MAILBAG: Question on school zone speed signs

Mark Brooky • Jul 21, 2015 at 11:48 AM

When one travels the same road, several times a day, and always at different times, it becomes difficult to remember what time it is to lower the normal speed for that stretch of road. A flashing yellow light would be a great way to keep the roads safer for our children. Expense cannot be a reason for not having lights. I am positive the drivers would take personal responsibility and slow down with the reminder of the flashing light, thus allowing our public safety officers time for other budgeted work where tax dollars are limited to support. No, I have not been ticketed!"


I'm glad you haven't been speeding, Jeanne.

And I feel your frustration, as I often pass Peach Plains Elementary School on Comstock Street and have to figure out the "school zone slow-down" times because I never can remember those exact times. Is it 3:45 to 4:20 or 3:30 to 4:15?

I first asked the superintendents of the Grand Haven and Spring Lake school districts. They both said they're not the authority here and referred me to the Ottawa County Road Commission.

Fred Keena, the traffic engineer for the Road Commission, kindly explained the reasons behind the school speed limit signage. He said the Road Commission has a continuing traffic safety improvement program and appreciates the interest in this issue.

"State statute provided that a school superintendent/administrator can initiate a school speed limit without a traffic engineering survey, provided specific criteria are met," Keena explained. "Unfortunately, traffic surveys conducted by local, state and national transportation authorities indicate that motorist compliance with arbitrarily established speed limits — including school speed limits — is marginal at best, thus requiring a need for continual enforcement to be effective.

"The false sense of security and trust associated with ineffective school speed limit signing may actually increase the potential for negative interaction between schoolchildren and motorists," he said.

We don't want that to happen!

Keena also said speed surveys have indicated the addition of a flashing light on a school speed limit sign does not significantly influence motorist speeds.

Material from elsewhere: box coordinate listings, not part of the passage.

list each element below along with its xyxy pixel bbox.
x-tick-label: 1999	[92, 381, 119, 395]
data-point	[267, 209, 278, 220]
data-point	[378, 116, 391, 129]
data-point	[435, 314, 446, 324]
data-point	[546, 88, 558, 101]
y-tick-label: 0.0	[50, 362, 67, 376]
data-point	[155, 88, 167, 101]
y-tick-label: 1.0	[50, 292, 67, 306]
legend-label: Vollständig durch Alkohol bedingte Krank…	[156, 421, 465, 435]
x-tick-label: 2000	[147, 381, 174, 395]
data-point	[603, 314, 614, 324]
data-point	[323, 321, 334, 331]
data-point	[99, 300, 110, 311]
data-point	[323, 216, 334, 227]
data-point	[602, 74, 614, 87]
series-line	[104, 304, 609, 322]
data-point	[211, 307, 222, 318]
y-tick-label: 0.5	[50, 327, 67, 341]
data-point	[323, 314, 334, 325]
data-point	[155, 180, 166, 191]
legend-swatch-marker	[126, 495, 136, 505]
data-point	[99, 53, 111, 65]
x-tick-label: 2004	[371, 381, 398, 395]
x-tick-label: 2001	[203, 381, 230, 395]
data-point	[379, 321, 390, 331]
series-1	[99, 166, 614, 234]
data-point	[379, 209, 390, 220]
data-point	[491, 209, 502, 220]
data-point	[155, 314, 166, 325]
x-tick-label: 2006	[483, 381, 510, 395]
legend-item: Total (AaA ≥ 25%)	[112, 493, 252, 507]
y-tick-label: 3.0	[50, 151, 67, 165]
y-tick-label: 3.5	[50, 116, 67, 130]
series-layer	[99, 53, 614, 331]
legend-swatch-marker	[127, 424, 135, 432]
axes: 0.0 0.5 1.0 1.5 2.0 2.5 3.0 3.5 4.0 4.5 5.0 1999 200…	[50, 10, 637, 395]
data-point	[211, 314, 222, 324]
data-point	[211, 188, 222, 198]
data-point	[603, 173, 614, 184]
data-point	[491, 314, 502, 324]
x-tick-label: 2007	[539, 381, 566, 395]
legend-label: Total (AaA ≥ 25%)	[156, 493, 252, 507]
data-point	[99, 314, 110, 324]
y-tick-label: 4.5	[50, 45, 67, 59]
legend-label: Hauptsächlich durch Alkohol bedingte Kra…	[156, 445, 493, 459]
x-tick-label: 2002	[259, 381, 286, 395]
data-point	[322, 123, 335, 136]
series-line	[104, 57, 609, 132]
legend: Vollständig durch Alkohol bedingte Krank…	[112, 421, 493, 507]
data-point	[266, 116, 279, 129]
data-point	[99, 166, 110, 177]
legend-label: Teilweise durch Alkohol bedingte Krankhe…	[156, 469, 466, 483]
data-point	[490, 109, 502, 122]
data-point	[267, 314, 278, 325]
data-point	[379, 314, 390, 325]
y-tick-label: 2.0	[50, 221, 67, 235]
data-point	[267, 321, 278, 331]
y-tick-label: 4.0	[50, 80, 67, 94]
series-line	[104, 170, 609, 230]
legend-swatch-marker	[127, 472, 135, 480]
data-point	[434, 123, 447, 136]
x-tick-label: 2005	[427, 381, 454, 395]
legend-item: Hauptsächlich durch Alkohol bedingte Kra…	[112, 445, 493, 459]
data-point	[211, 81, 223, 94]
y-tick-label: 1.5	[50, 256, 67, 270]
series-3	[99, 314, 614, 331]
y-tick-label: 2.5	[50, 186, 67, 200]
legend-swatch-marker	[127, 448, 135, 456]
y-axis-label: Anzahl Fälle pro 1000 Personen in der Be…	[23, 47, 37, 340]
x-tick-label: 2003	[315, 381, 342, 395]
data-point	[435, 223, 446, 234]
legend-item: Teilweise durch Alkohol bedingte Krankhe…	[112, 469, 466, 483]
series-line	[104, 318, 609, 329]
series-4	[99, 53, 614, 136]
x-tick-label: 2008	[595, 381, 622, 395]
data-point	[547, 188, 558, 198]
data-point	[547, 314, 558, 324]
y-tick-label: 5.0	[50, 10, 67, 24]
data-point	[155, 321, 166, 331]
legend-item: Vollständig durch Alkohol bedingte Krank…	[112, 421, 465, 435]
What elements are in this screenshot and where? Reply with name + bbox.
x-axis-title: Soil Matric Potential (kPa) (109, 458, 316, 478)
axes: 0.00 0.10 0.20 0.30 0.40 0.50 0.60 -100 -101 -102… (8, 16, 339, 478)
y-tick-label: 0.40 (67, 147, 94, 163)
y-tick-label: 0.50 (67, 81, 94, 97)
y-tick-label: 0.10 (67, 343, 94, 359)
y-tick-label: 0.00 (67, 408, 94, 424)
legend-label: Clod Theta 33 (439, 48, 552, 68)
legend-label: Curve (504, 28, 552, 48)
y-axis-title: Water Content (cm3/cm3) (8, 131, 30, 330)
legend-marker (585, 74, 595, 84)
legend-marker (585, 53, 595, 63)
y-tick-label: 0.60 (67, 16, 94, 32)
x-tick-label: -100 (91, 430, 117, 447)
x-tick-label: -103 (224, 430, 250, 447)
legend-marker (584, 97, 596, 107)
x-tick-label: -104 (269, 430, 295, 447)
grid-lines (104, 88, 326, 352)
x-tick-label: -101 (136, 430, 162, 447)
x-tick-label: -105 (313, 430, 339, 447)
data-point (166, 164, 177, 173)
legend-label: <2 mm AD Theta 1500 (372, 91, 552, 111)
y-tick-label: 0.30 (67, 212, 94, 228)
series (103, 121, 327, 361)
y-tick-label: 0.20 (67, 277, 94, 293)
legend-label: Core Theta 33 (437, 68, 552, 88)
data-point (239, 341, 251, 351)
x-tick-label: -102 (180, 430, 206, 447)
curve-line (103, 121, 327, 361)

Because sign-mounted flashing lights have questionable benefit, he said the Ottawa County Road Commission permits their use but does not participate in the installation or maintenance costs.

School districts — with the Road Commission's approval — would be responsible for installation and maintenance of school-related flashing beacons on roadways. Of course, that would still be under the jurisdiction of the Road Commission, Keena added.